Member of Parliament, Lok Sabha
- In office 1989–1996
- Preceded by: Seth Hembram
- Succeeded by: Thomas Hansda
- Constituency: Rajmahal

Personal details
- Born: 25 December 1947 Dumaria, Sahibganj district, Bihar (Now Jharkhand)
- Died: 13 April 2021 (aged 73) Rabindranath Tagore Hospital, Kolkata, West Bengal
- Party: Jharkhand Mukti Morcha
- Spouse: Sushila Hansda
- Children: Dinesh William Marandi Srishti Aslen Marandi
- Profession: Social Worker, Agriculturist, Sportsman, Industrialist and Management Consultant

= Simon Marandi =

Indian politician (1947–2021)

Simon Marandi was an Indian politician.

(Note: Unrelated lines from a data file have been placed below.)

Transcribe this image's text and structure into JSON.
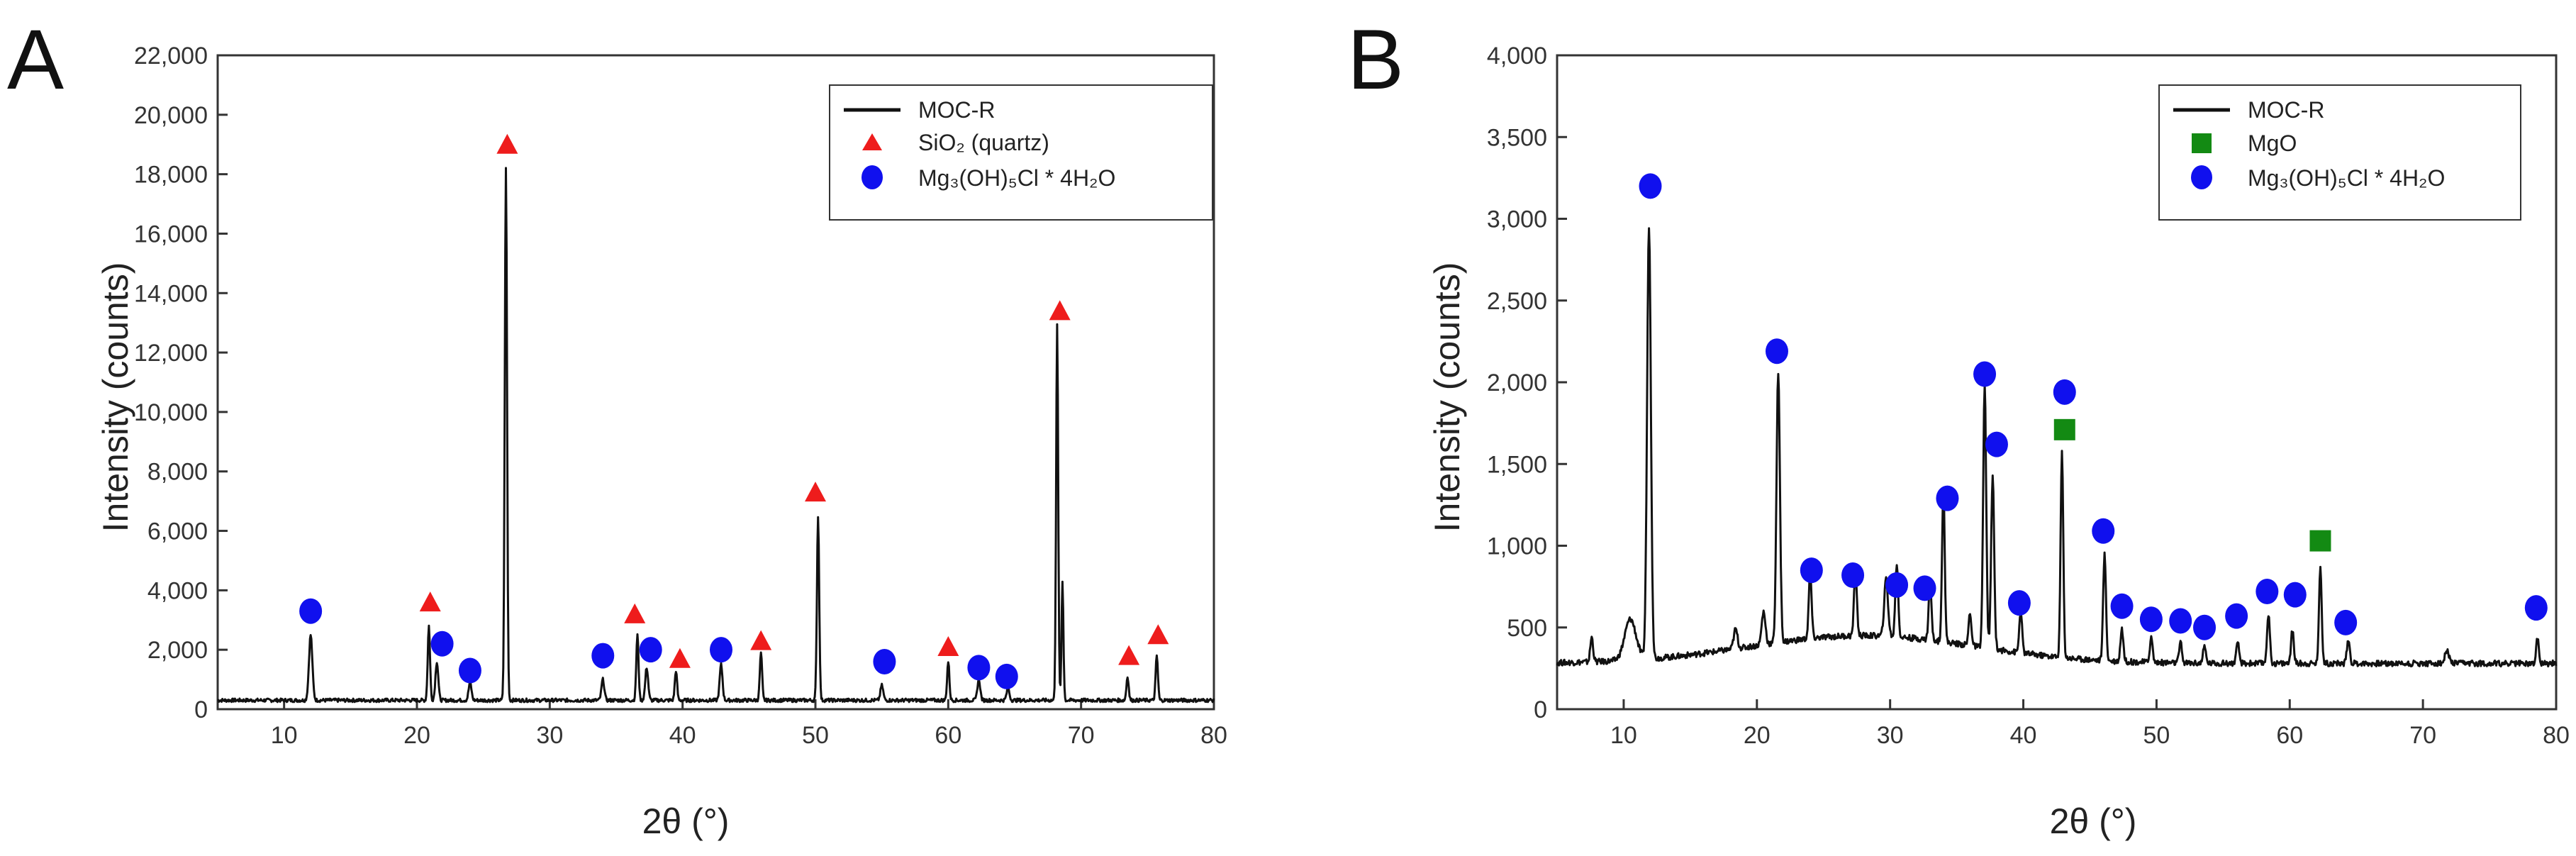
{
  "chart_data": [
    {
      "type": "line",
      "panel_label": "A",
      "title": "",
      "xlabel": "2θ (°)",
      "ylabel": "Intensity (counts)",
      "xlim": [
        5,
        80
      ],
      "ylim": [
        0,
        22000
      ],
      "x_ticks": [
        10,
        20,
        30,
        40,
        50,
        60,
        70,
        80
      ],
      "y_ticks": [
        0,
        2000,
        4000,
        6000,
        8000,
        10000,
        12000,
        14000,
        16000,
        18000,
        20000,
        22000
      ],
      "y_tick_labels": [
        "0",
        "2,000",
        "4,000",
        "6,000",
        "8,000",
        "10,000",
        "12,000",
        "14,000",
        "16,000",
        "18,000",
        "20,000",
        "22,000"
      ],
      "legend": {
        "placement": "top-right",
        "entries": [
          {
            "label": "MOC-R",
            "marker": "line",
            "color": "#111111"
          },
          {
            "label": "SiO₂ (quartz)",
            "marker": "triangle",
            "color": "#ee1c1c"
          },
          {
            "label": "Mg₃(OH)₅Cl * 4H₂O",
            "marker": "circle",
            "color": "#1010ee"
          }
        ]
      },
      "series": [
        {
          "name": "MOC-R",
          "color": "#111111",
          "baseline": 300,
          "noise": 60,
          "peaks": [
            {
              "x": 12.0,
              "y": 2200,
              "w": 0.18
            },
            {
              "x": 20.9,
              "y": 2500,
              "w": 0.12
            },
            {
              "x": 21.5,
              "y": 1300,
              "w": 0.15
            },
            {
              "x": 24.0,
              "y": 600,
              "w": 0.15
            },
            {
              "x": 26.7,
              "y": 17900,
              "w": 0.12
            },
            {
              "x": 34.0,
              "y": 700,
              "w": 0.15
            },
            {
              "x": 36.6,
              "y": 2200,
              "w": 0.12
            },
            {
              "x": 37.3,
              "y": 1100,
              "w": 0.15
            },
            {
              "x": 39.5,
              "y": 1000,
              "w": 0.12
            },
            {
              "x": 42.9,
              "y": 1200,
              "w": 0.15
            },
            {
              "x": 45.9,
              "y": 1600,
              "w": 0.12
            },
            {
              "x": 50.2,
              "y": 6200,
              "w": 0.12
            },
            {
              "x": 55.0,
              "y": 500,
              "w": 0.15
            },
            {
              "x": 60.0,
              "y": 1300,
              "w": 0.12
            },
            {
              "x": 62.3,
              "y": 700,
              "w": 0.15
            },
            {
              "x": 64.5,
              "y": 400,
              "w": 0.15
            },
            {
              "x": 68.2,
              "y": 12600,
              "w": 0.11
            },
            {
              "x": 68.6,
              "y": 4000,
              "w": 0.1
            },
            {
              "x": 73.5,
              "y": 800,
              "w": 0.12
            },
            {
              "x": 75.7,
              "y": 1500,
              "w": 0.12
            }
          ]
        }
      ],
      "markers": [
        {
          "phase": "Mg₃(OH)₅Cl * 4H₂O",
          "shape": "circle",
          "x": 12.0,
          "y": 3300
        },
        {
          "phase": "SiO₂ (quartz)",
          "shape": "triangle",
          "x": 21.0,
          "y": 3600
        },
        {
          "phase": "Mg₃(OH)₅Cl * 4H₂O",
          "shape": "circle",
          "x": 21.9,
          "y": 2200
        },
        {
          "phase": "Mg₃(OH)₅Cl * 4H₂O",
          "shape": "circle",
          "x": 24.0,
          "y": 1300
        },
        {
          "phase": "SiO₂ (quartz)",
          "shape": "triangle",
          "x": 26.8,
          "y": 19000
        },
        {
          "phase": "Mg₃(OH)₅Cl * 4H₂O",
          "shape": "circle",
          "x": 34.0,
          "y": 1800
        },
        {
          "phase": "SiO₂ (quartz)",
          "shape": "triangle",
          "x": 36.4,
          "y": 3200
        },
        {
          "phase": "Mg₃(OH)₅Cl * 4H₂O",
          "shape": "circle",
          "x": 37.6,
          "y": 2000
        },
        {
          "phase": "SiO₂ (quartz)",
          "shape": "triangle",
          "x": 39.8,
          "y": 1700
        },
        {
          "phase": "Mg₃(OH)₅Cl * 4H₂O",
          "shape": "circle",
          "x": 42.9,
          "y": 2000
        },
        {
          "phase": "SiO₂ (quartz)",
          "shape": "triangle",
          "x": 45.9,
          "y": 2300
        },
        {
          "phase": "SiO₂ (quartz)",
          "shape": "triangle",
          "x": 50.0,
          "y": 7300
        },
        {
          "phase": "Mg₃(OH)₅Cl * 4H₂O",
          "shape": "circle",
          "x": 55.2,
          "y": 1600
        },
        {
          "phase": "SiO₂ (quartz)",
          "shape": "triangle",
          "x": 60.0,
          "y": 2100
        },
        {
          "phase": "Mg₃(OH)₅Cl * 4H₂O",
          "shape": "circle",
          "x": 62.3,
          "y": 1400
        },
        {
          "phase": "Mg₃(OH)₅Cl * 4H₂O",
          "shape": "circle",
          "x": 64.4,
          "y": 1100
        },
        {
          "phase": "SiO₂ (quartz)",
          "shape": "triangle",
          "x": 68.4,
          "y": 13400
        },
        {
          "phase": "SiO₂ (quartz)",
          "shape": "triangle",
          "x": 73.6,
          "y": 1800
        },
        {
          "phase": "SiO₂ (quartz)",
          "shape": "triangle",
          "x": 75.8,
          "y": 2500
        }
      ]
    },
    {
      "type": "line",
      "panel_label": "B",
      "title": "",
      "xlabel": "2θ (°)",
      "ylabel": "Intensity (counts)",
      "xlim": [
        5,
        80
      ],
      "ylim": [
        0,
        4000
      ],
      "x_ticks": [
        10,
        20,
        30,
        40,
        50,
        60,
        70,
        80
      ],
      "y_ticks": [
        0,
        500,
        1000,
        1500,
        2000,
        2500,
        3000,
        3500,
        4000
      ],
      "y_tick_labels": [
        "0",
        "500",
        "1,000",
        "1,500",
        "2,000",
        "2,500",
        "3,000",
        "3,500",
        "4,000"
      ],
      "legend": {
        "placement": "top-right",
        "entries": [
          {
            "label": "MOC-R",
            "marker": "line",
            "color": "#111111"
          },
          {
            "label": "MgO",
            "marker": "square",
            "color": "#138a13"
          },
          {
            "label": "Mg₃(OH)₅Cl * 4H₂O",
            "marker": "circle",
            "color": "#1010ee"
          }
        ]
      },
      "series": [
        {
          "name": "MOC-R",
          "color": "#111111",
          "baseline": 280,
          "noise": 18,
          "hump": {
            "center": 28,
            "height": 170,
            "width": 12
          },
          "peaks": [
            {
              "x": 7.6,
              "y": 150,
              "w": 0.15
            },
            {
              "x": 10.5,
              "y": 250,
              "w": 0.6
            },
            {
              "x": 11.9,
              "y": 2650,
              "w": 0.2
            },
            {
              "x": 18.4,
              "y": 120,
              "w": 0.2
            },
            {
              "x": 20.5,
              "y": 200,
              "w": 0.2
            },
            {
              "x": 21.6,
              "y": 1650,
              "w": 0.18
            },
            {
              "x": 24.0,
              "y": 400,
              "w": 0.15
            },
            {
              "x": 27.4,
              "y": 400,
              "w": 0.15
            },
            {
              "x": 29.7,
              "y": 350,
              "w": 0.2
            },
            {
              "x": 30.5,
              "y": 450,
              "w": 0.15
            },
            {
              "x": 33.0,
              "y": 350,
              "w": 0.15
            },
            {
              "x": 34.0,
              "y": 950,
              "w": 0.14
            },
            {
              "x": 36.0,
              "y": 200,
              "w": 0.15
            },
            {
              "x": 37.1,
              "y": 1600,
              "w": 0.16
            },
            {
              "x": 37.7,
              "y": 1050,
              "w": 0.16
            },
            {
              "x": 39.8,
              "y": 250,
              "w": 0.15
            },
            {
              "x": 42.9,
              "y": 1250,
              "w": 0.14
            },
            {
              "x": 46.1,
              "y": 650,
              "w": 0.15
            },
            {
              "x": 47.4,
              "y": 200,
              "w": 0.15
            },
            {
              "x": 49.6,
              "y": 150,
              "w": 0.15
            },
            {
              "x": 51.8,
              "y": 120,
              "w": 0.15
            },
            {
              "x": 53.6,
              "y": 100,
              "w": 0.15
            },
            {
              "x": 56.1,
              "y": 120,
              "w": 0.15
            },
            {
              "x": 58.4,
              "y": 300,
              "w": 0.15
            },
            {
              "x": 60.2,
              "y": 200,
              "w": 0.15
            },
            {
              "x": 62.3,
              "y": 600,
              "w": 0.14
            },
            {
              "x": 64.4,
              "y": 150,
              "w": 0.15
            },
            {
              "x": 71.8,
              "y": 80,
              "w": 0.2
            },
            {
              "x": 78.6,
              "y": 150,
              "w": 0.15
            }
          ]
        }
      ],
      "markers": [
        {
          "phase": "Mg₃(OH)₅Cl * 4H₂O",
          "shape": "circle",
          "x": 12.0,
          "y": 3200
        },
        {
          "phase": "Mg₃(OH)₅Cl * 4H₂O",
          "shape": "circle",
          "x": 21.5,
          "y": 2190
        },
        {
          "phase": "Mg₃(OH)₅Cl * 4H₂O",
          "shape": "circle",
          "x": 24.1,
          "y": 850
        },
        {
          "phase": "Mg₃(OH)₅Cl * 4H₂O",
          "shape": "circle",
          "x": 27.2,
          "y": 820
        },
        {
          "phase": "Mg₃(OH)₅Cl * 4H₂O",
          "shape": "circle",
          "x": 30.5,
          "y": 760
        },
        {
          "phase": "Mg₃(OH)₅Cl * 4H₂O",
          "shape": "circle",
          "x": 32.6,
          "y": 740
        },
        {
          "phase": "Mg₃(OH)₅Cl * 4H₂O",
          "shape": "circle",
          "x": 34.3,
          "y": 1290
        },
        {
          "phase": "Mg₃(OH)₅Cl * 4H₂O",
          "shape": "circle",
          "x": 37.1,
          "y": 2050
        },
        {
          "phase": "Mg₃(OH)₅Cl * 4H₂O",
          "shape": "circle",
          "x": 38.0,
          "y": 1620
        },
        {
          "phase": "Mg₃(OH)₅Cl * 4H₂O",
          "shape": "circle",
          "x": 39.7,
          "y": 650
        },
        {
          "phase": "Mg₃(OH)₅Cl * 4H₂O",
          "shape": "circle",
          "x": 43.1,
          "y": 1940
        },
        {
          "phase": "MgO",
          "shape": "square",
          "x": 43.1,
          "y": 1710
        },
        {
          "phase": "Mg₃(OH)₅Cl * 4H₂O",
          "shape": "circle",
          "x": 46.0,
          "y": 1090
        },
        {
          "phase": "Mg₃(OH)₅Cl * 4H₂O",
          "shape": "circle",
          "x": 47.4,
          "y": 630
        },
        {
          "phase": "Mg₃(OH)₅Cl * 4H₂O",
          "shape": "circle",
          "x": 49.6,
          "y": 550
        },
        {
          "phase": "Mg₃(OH)₅Cl * 4H₂O",
          "shape": "circle",
          "x": 51.8,
          "y": 540
        },
        {
          "phase": "Mg₃(OH)₅Cl * 4H₂O",
          "shape": "circle",
          "x": 53.6,
          "y": 500
        },
        {
          "phase": "Mg₃(OH)₅Cl * 4H₂O",
          "shape": "circle",
          "x": 56.0,
          "y": 570
        },
        {
          "phase": "Mg₃(OH)₅Cl * 4H₂O",
          "shape": "circle",
          "x": 58.3,
          "y": 720
        },
        {
          "phase": "Mg₃(OH)₅Cl * 4H₂O",
          "shape": "circle",
          "x": 60.4,
          "y": 700
        },
        {
          "phase": "MgO",
          "shape": "square",
          "x": 62.3,
          "y": 1030
        },
        {
          "phase": "Mg₃(OH)₅Cl * 4H₂O",
          "shape": "circle",
          "x": 64.2,
          "y": 530
        },
        {
          "phase": "Mg₃(OH)₅Cl * 4H₂O",
          "shape": "circle",
          "x": 78.5,
          "y": 620
        }
      ]
    }
  ]
}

He was elected to the Lok Sabha, the lower house of the Parliament of India from Rajmahal as a member of the Jharkhand Mukti Morcha from 1989 to 1996.

== Political career ==
He was elected to Bihar Legislative Assembly in 1977 by defeating the then incumbent Marang Murmu by 149 votes from Litipara. He won Litipara in 1980 Bihar Legislative Assembly election, 1985 Bihar Legislative Assembly election, 2009 Jharkhand Legislative Assembly election at Litipara. He was Minister of Rural Development in first Hemant Soren ministry from 13 July 2013 to 28 December 2014.
In 2014, he joined Bharatiya Janata Party and contested in Littipara but lost to Dr. Anil Murmu of Jharkhand Mukti Morcha but for 2017 by-election, Marandi returned to Jharkhand Mukti Morcha and won the seat.
In 2019, Dinesh William Marandi contested the polls in 2019 Jharkhand Legislative Assembly election after Marandi sidelined himself due to ill health.

== Controversy ==
On 12 December 2017, the Bharatiya Janata Party called for Marandi's suspension from the Jharkhand Legislative Assembly for organizing a kissing contest for tribal couples in Pakur.

== Personal life ==
He married Sushila Hansda and had a daughter Srishti Aslen Marandi and son Dinesh William Marandi who won the 2019 Jharkhand Legislative Assembly election from Litipara.

In April 2021, he died of a cardiac ailment at Rabindranath Tagore Hospital, Kolkata, West Bengal at age of 73.